ETL: Extract, Transform, Load data from various sources
Data visualization directly on dataset that exist across multiple data sources. It skips data movement and processing and directly queries the data sources.
Serve as a distributed SQL query engine by providing APIs/SQL queries to query data across multiple data sources without moving and merging data
Works as data warehousing and data lake solutions by managing multiple data sources efficiently and providing a unified interface for data management.
DataFrame¶
The DataFrame API is the high-level abstraction in PySpark, designed to efficiently handle structured data. Although based on RDDs (Resilient Distributed Datasets), the DataFrame API provides more additional functionality, making it more user-friendly for data manipulation of structured data.
The DataFrame API has several key characteristics. It is distributed, meaning the data is spread across multiple machines in a cluster for parallel processing, enhancing scalability and performance. It is also immutable, meaning once a DataFrame is created, its data cannot be modified, ensuring stability in data processing workflows. Lastly, it follows a principle of lazy evaluation, where transformations on the DataFrame are not executed immediately.
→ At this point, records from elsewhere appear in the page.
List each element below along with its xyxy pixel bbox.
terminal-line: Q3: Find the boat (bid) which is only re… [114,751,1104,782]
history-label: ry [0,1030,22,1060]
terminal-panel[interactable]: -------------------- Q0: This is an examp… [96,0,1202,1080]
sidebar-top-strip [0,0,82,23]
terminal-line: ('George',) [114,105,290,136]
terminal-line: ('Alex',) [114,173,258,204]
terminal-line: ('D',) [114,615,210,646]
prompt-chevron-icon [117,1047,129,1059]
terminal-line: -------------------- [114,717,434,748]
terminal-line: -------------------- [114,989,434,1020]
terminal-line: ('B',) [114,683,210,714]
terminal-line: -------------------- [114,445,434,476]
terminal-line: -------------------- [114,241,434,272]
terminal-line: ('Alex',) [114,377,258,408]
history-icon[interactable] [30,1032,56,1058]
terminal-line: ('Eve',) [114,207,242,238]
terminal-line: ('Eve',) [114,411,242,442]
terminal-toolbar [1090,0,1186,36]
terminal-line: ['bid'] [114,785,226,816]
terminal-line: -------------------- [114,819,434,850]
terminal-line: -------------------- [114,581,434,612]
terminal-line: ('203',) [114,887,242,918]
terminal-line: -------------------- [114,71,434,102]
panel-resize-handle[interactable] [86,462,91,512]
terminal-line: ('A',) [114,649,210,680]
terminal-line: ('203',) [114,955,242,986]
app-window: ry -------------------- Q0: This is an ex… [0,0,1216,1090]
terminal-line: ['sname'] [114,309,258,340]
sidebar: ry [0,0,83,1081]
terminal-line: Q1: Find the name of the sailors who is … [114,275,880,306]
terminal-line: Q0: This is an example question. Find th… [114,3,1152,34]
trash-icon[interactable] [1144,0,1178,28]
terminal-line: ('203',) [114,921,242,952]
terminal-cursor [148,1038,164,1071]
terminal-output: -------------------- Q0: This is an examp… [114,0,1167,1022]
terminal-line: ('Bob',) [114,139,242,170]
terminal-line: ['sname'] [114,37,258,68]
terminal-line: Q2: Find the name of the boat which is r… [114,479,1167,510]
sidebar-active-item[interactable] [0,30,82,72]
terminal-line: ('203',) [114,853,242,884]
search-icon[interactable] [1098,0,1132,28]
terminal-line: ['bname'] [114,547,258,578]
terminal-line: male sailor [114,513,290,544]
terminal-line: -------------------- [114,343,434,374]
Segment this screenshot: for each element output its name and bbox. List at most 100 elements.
Instead, operations are only performed when an action requiring a result, such as an operation that involves data shuffling, is triggered. This feature helps optimize the performance of data processing by allowing PySpark to optimize the execution plan.
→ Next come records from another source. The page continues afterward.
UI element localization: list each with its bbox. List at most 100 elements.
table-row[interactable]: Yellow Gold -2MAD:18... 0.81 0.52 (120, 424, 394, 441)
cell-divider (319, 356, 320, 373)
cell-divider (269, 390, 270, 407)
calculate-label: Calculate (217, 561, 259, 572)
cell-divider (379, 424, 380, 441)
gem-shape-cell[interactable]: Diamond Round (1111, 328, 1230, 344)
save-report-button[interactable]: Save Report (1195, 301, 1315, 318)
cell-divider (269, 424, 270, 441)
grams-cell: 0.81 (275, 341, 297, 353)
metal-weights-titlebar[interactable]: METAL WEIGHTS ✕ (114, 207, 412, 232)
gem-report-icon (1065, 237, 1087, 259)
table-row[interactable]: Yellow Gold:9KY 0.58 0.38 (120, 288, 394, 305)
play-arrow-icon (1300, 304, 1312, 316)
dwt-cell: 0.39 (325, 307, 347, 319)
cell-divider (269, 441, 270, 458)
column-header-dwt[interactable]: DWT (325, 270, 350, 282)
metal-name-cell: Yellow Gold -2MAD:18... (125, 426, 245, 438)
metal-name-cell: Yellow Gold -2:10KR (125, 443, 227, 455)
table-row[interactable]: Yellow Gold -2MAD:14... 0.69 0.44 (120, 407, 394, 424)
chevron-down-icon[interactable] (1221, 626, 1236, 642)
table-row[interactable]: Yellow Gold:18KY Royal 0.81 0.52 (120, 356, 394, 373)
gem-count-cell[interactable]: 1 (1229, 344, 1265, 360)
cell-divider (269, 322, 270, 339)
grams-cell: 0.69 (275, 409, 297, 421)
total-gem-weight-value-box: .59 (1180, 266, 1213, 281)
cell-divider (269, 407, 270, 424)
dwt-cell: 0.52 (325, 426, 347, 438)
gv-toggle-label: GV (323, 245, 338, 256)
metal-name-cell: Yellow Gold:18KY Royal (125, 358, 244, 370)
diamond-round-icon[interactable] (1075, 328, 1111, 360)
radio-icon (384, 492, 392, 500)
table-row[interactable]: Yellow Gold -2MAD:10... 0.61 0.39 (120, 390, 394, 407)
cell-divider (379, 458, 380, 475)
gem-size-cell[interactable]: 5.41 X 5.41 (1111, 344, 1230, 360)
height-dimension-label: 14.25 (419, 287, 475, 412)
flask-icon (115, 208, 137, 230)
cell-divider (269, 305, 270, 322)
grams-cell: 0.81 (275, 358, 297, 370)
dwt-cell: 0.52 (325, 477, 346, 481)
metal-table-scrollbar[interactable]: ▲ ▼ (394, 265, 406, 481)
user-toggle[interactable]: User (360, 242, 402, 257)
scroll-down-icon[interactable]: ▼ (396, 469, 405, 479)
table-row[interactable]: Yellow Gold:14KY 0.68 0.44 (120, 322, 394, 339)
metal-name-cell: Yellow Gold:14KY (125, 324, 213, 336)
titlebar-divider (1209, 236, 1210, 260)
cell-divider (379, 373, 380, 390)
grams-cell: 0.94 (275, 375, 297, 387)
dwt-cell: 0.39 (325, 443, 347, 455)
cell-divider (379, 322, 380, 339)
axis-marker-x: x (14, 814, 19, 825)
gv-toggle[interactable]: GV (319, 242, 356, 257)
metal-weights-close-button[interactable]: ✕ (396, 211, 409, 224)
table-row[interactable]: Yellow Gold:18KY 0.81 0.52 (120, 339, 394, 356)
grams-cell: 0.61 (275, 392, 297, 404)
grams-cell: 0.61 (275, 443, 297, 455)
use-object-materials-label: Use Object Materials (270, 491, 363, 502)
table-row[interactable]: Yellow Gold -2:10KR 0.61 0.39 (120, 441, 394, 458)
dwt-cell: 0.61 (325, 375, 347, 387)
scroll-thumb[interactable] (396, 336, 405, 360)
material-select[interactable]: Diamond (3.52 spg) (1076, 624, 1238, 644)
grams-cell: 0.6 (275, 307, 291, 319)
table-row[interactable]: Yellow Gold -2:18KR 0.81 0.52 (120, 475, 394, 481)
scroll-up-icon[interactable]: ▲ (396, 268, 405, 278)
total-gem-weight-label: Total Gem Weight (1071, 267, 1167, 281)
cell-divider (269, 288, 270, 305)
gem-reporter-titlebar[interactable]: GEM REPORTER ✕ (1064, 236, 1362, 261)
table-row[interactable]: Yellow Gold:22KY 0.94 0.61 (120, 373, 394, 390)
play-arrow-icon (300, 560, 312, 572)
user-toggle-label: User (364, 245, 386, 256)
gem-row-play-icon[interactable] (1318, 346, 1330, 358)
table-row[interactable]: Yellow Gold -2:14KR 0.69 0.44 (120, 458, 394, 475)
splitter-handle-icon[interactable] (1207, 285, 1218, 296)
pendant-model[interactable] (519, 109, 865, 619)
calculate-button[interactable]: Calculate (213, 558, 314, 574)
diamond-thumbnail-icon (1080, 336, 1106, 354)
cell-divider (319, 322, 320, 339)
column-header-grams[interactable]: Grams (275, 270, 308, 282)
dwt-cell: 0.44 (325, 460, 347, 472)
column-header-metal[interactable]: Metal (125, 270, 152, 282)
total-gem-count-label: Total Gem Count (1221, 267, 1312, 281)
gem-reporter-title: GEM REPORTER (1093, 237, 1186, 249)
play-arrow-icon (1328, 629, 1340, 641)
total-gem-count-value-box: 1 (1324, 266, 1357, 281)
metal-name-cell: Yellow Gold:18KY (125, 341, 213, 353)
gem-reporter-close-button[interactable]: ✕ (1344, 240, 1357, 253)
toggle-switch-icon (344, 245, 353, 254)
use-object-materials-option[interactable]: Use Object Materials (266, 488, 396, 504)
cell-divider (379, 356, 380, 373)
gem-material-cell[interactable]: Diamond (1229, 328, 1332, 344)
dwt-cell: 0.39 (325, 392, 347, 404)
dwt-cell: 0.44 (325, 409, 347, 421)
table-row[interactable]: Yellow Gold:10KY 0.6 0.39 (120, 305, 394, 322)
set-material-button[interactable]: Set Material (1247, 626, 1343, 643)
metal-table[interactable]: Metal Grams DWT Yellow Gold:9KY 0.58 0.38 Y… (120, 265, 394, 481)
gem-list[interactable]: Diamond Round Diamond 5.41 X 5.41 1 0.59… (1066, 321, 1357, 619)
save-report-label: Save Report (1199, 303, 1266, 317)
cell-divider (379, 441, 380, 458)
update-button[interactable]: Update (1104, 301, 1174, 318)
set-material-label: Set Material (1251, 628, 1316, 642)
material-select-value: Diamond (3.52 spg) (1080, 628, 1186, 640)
To access all functionalities of the DataFrame API, you need to create a
SparkSession
object.
from pyspark.sql import SparkSession
spark = SparkSession.builder. \
master("local[*]"). \
appName("Example"). \
getOrCreate()
Create DataFrames¶
From RDD
# toDF method data = [(1, "John", 28), (2, "Jane", 35), (3, "Mike", 42)] rdd = sc.parallelize(data) df = rdd.toDF(["id", "name", "age"]) # createDataFrame method data = [(1, "Alice", 25), (2, "Bob", 20), (3, "Charlie", 30)] df = spark.createDataFrame(data, ["key", "name", "age"])
Loading from Data Sources
Spark SQL supports various data file formats like CSV, JSON, Parquet, ORC, Avro, etc. It also supports reading data from databases though JDBC or other adaptors.
df = spark.read.csv("path/to/file.csv", header=True, inferSchema=True)
df = spark.read.json("path/to/file.json")
df = spark.read.parquet("path/to/file.parquet")
Save DataFrames¶
DataFrames can be saved to various data sources like CSV, JSON, Parquet, ORC, Avro, etc.
df.write.format("csv").mode("overwrite"). \
option("header", "true").save("path/to/save")
DataFrame Operations with Functions¶
The PySpark DataFrame does not directly accept Python functions. Instead, PySpark provides a rich collection of built-in functions through the spark.sql.functions package. These built-in functions offer various capabilities for working with DataFrames, eliminating the need to pass Python functions directly into DataFrame operations. It’s recommended to learn these functions as needed, rather than memorizing them all at once, since PySpark offers a wide variety of tools for data manipulation.
Common built-in functions for DataFrame operations include those for selecting
columns with select()
, filtering rows with filter()
or where()
,
adding new columns with withColumn()
, and renaming columns using
withColumnRenamed()
. You can drop unnecessary columns with drop()
and
sort rows using orderBy()
or sort()
. Grouping and aggregating data can
be done through groupBy()
and agg()
, while joining DataFrames can be
accomplished using join()
.
For handling missing data, you can utilize na.drop()
to remove null values
or na.fill()
to replace them. Functions like distinct()
and
dropDuplicates()
help in finding unique values in the DataFrame. DataFrames
can also be combined using the union()
function, and reshaped using the
pivot()
function. Additionally, the explode()
function can be used to
transform array or map columns into rows.
While built-in functions handle most common operations, PySpark also allows user-defined functions (UDFs) to handle more complex or custom logic. However, creating UDFs involves a more complicated mechanism, especially compared to the use of built-in functions.